If you stay till the end, you might hear (an improved) rendition of Doc Prudence, my anthem to Open Notes on the ukulele.
In this incredible, short letter, a young man reminds us what outstanding healthcare is all about. Caring not only for our (sometimes critically ill) patients, but also their spouses, their families, sometimes even their cat! Don’t miss this.
This puts into perspective our efforts in Healthcare Information Technology. In my view, the world is changing quickly. Technology improves. Software improves. Regulations … well, don’t improve, they change, they increase. Someone said Change is easy, until you change something I care about. Yes.
So often, our EHR efforts are met with resistance. We are often the face of Change to our physicians and nurses. We should remember, this letter links us back to our common goal, caring for patients, easing their suffering.
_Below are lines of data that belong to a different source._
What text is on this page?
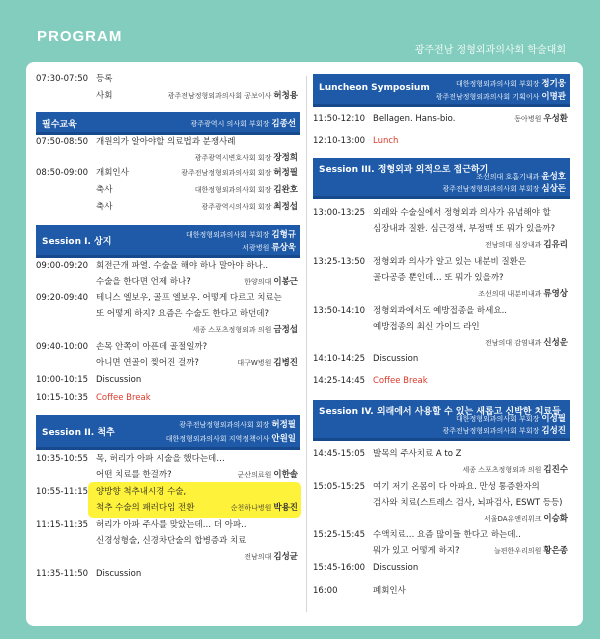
PROGRAM
광주전남 정형외과의사회 학술대회
07:30-07:50 등록
사회	광주전남정형외과의사회 공보이사 허청용
필수교육	광주광역시 의사회 부회장 김종선
07:50-08:50 개원의가 알아야할 의료법과 분쟁사례
광주광역시변호사회 회장 장정희
08:50-09:00 개회인사	광주전남정형외과의사회 회장 허정필
축사	대한정형외과의사회 회장 김완호
축사	광주광역시의사회 회장 최정섭
Session I. 상지
대한정형외과의사회 부회장 김형규
서광병원 류상욱
09:00-09:20 회전근개 파열. 수술을 해야 하나 말아야 하나..
수술을 한다면 언제 하나?	한양의대 이봉근
09:20-09:40 테니스 엘보우, 골프 엘보우. 어떻게 다르고 치료는
또 어떻게 하지? 요즘은 수술도 한다고 하던데?
세종 스포츠정형외과 의원 금정섭
09:40-10:00 손목 안쪽이 아픈데 골절일까?
아니면 연골이 찢어진 걸까?	대구W병원 김병진
10:00-10:15 Discussion
10:15-10:35 Coffee Break
Session II. 척추
광주전남정형외과의사회 회장 허정필
대한정형외과의사회 지역정책이사 안원일
10:35-10:55 목, 허리가 아파 시술을 했다는데…
어떤 치료를 한걸까?	군산의료원 이한솔
10:55-11:15 양방향 척추내시경 수술,
척추 수술의 패러다임 전환	순천하나병원 박용진
11:15-11:35 허리가 아파 주사를 맞았는데… 더 아파..
신경성형술, 신경차단술의 합병증과 치료
전남의대 김성균
11:35-11:50 Discussion
Luncheon Symposium	대한정형외과의사회 부회장 정기웅
광주전남정형외과의사회 기획이사 이명관
11:50-12:10 Bellagen. Hans-bio.	동아병원 우성환
12:10-13:00 Lunch
Session III. 정형외과 외적으로 접근하기
조선의대 호흡기내과 윤성호
광주전남정형외과의사회 부회장 심상돈
13:00-13:25 외래와 수술실에서 정형외과 의사가 유념해야 할
심장내과 질환. 심근경색, 부정맥 또 뭐가 있을까?
전남의대 심장내과 김유리
13:25-13:50 정형외과 의사가 알고 있는 내분비 질환은
골다공증 뿐인데… 또 뭐가 있을까?
조선의대 내분비내과 류영상
13:50-14:10 정형외과에서도 예방접종을 하세요..
예방접종의 최신 가이드 라인
전남의대 감염내과 신성운
14:10-14:25 Discussion
14:25-14:45 Coffee Break
Session IV. 외래에서 사용할 수 있는 새롭고 신박한 치료들
대한정형외과의사회 부회장 이성필
광주전남정형외과의사회 부회장 김성진
14:45-15:05 발목의 주사치료 A to Z
세종 스포츠정형외과 의원 김진수
15:05-15:25 여기 저기 온몸이 다 아파요. 만성 통증환자의
검사와 치료(스트레스 검사, 뇌파검사, ESWT 등등)
서울DA유앤리위크 이승화
15:25-15:45 수액치료… 요즘 많이들 한다고 하는데..
뭐가 있고 어떻게 하지?	늘편한우리의원 황은종
15:45-16:00 Discussion
16:00	폐회인사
I recall hearing the saying, in healthcare: To cure sometimes, to relieve often, to comfort always.
Others have written about the 20 percent physician (caution: huge 100+ page pdf), and I have had my worries about IBM’s Watson or other machine learning devices coming to take my job.
In my ideal world, the perfect EHR works behind the scenes to improve quality, safety, but otherwise disappears, and allows human connection and caring. This is our aspiration. Thank you Peter DeMarco, and your wife, for reminding us of the best of ourselves.
I’m gratified that the public conversation on electronic (and also paper) medical records continues. Its a dry topic, but oh so important. Ms. Sanger-Katz writes about Casey Quinlan (and her QR code!), and the difficulty of assembling a longitudinal health record that becomes more important as we get older. The morass of privacy, mistrust, bureaucracy, swiss-cheese implementation of EHR (electronic health records) with few electronic connections, throw numerous barriers into this journey. Open Notes is just the opening salvo in trying to ease that journey.
Those who succeed in pulling together their medical records to coordinate their care are lucky indeed:
Dr. Tierney worked for years in Indiana to help the state develop a cutting-edge health information exchange, a place where most of the state’s hospitals shared patients’ medical data. After 44 years in the state, he queried the exchange for his records before leaving. He paid $100 for an inch-and-a-half-thick stack of papers.
“I went to my new doctor,” he said. “I put it on the table. And she said, fill out the form.”